The use of ductile iron makes it possible for manufacturers to produce lighter and smaller components without sacrificing component strength; and CGI offers up to two times better mechanical and fatigue strength than gray iron. Unfortunately, these benefits don't come without some challenges.
These irons contain more silicon than gray iron, which increases their abrasiveness, and causes cutting tools to wear out much more quickly. Additionally, the structure of these irons is different than gray iron, which has graphite particles in the form of flakes, making it relatively easy to cut. Ductile iron contains graphite particles in the form of spheres, which are surrounded by ferrite. In some instances, machining ductile iron can require three times as many inserts as are needed to machine gray iron.
Another consideration when machining gray iron is that shops like to use coolant to control the dust and dirt caused by graphite in the iron, as well as to keep the cutting temperatures from getting too high. High heat input can cause a part to expand, resulting in the removal of more material than was intended. Unfortunately, coolant can decrease tool life when temperature fluctuations cause thermal cracking in the tool. Temperature-resistant coated grades that are suited for dry machining situations can handle increased speed and feed rates, allowing the part to be cut before there is too much heat generated in the process, and providing an alternative to ceramic inserts. In a dry machining field test on a brake disk where ceramics were being used on gray iron, the use of our new TK1000 grade was able to improve tool life by 60% and increase productivity by 20%.
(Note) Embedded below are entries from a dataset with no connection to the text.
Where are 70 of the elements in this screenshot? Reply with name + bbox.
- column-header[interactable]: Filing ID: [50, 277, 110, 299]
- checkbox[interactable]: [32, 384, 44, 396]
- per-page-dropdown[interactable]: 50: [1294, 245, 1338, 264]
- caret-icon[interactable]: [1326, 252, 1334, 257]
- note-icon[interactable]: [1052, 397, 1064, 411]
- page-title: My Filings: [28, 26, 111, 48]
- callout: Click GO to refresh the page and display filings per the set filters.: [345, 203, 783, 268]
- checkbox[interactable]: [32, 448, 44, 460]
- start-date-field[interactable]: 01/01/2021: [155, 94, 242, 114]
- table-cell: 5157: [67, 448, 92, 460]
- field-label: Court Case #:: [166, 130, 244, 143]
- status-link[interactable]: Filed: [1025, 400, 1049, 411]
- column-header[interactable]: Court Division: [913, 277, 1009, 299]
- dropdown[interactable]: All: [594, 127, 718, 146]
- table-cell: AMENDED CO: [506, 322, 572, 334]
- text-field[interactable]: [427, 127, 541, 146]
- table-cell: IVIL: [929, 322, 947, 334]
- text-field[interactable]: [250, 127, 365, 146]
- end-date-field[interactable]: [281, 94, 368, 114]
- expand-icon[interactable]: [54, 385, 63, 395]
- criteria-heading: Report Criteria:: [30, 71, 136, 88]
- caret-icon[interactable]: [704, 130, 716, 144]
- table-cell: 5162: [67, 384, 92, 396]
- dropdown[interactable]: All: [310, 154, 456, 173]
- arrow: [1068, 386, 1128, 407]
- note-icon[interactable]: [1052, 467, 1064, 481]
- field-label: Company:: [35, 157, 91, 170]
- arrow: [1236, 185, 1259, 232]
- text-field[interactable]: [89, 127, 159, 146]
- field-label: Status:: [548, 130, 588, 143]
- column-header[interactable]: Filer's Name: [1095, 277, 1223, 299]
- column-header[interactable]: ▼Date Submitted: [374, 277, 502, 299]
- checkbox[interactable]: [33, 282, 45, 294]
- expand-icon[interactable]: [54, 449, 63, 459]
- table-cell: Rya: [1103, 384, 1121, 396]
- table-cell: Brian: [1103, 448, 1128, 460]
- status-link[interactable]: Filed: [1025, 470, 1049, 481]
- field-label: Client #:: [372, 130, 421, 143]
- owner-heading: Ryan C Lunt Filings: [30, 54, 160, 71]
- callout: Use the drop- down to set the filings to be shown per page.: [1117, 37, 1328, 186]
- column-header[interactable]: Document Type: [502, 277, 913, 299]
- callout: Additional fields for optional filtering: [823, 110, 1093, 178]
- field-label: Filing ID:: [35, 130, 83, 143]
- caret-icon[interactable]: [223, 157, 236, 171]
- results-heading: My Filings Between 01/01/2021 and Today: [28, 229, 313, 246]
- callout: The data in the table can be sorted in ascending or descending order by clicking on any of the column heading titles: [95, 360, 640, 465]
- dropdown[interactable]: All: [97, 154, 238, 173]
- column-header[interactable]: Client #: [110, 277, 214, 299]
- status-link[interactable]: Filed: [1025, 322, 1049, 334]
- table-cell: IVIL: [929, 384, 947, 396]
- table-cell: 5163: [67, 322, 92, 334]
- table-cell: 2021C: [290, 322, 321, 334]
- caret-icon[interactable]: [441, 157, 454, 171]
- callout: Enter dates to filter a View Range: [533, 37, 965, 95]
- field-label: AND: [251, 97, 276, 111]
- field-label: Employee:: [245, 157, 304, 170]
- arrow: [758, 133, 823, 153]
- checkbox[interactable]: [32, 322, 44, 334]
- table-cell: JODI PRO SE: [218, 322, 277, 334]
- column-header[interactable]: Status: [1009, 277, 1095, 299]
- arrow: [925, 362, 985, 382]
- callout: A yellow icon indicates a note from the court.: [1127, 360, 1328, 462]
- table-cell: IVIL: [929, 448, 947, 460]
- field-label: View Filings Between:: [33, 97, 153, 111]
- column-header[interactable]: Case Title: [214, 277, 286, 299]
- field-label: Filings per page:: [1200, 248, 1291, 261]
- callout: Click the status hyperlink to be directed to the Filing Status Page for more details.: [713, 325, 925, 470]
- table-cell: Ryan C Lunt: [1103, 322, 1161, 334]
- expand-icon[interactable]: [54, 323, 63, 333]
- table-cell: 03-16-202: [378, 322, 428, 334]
A trend throughout the industry—from the OEMs right down to the Tier 3s—is the increase in lights-out or untended machining that is common to high-volume production. Customers want to be able to load up a machine, and then let it run all night by itself with only a robot tending to it. Hence, the tools have to be reliable enough to produce consistent parts time and time again, with little-to-no variability.
One of the biggest complaints from customers in the past has been the batch-to-batch variation in machinability. It was not unusual for them to get 100 parts/insert corner in batch one, then only 50 to 60 parts/corner in batch two. Some of this relates to the changes in composition of the iron, and some of it relates to the weather—factors that are out of the machinist's control. However, one thing many tool manufacturers have tried to do is to develop tools that can handle these variations in machinability. The goal is to offer tools that will give the customer 100 parts today, 100 parts tomorrow, and 100 parts the next day—even if machinability changes. Increased toughness and strength, combined with abrasion-resistance, will allow these new grades to adapt to the variations in material, as well as being able to handle interrupted cuts of near-net-shape component machining. The designed-in reliability eliminates the need to monitor and adjust the process for material variability.
The sheer volume of gray iron needed for the automotive industry continues to keep this a crucial market segment, despite the fact that much of this work is going overseas. To battle this trend, cutting tool manufacturers will continue to develop application-specific tools that will help to innovate processes. These new tools will meet the demands for lighter and stronger materials such as the ductile irons, CGI, and even aluminum and magnesium, which are markets that are bound to grow.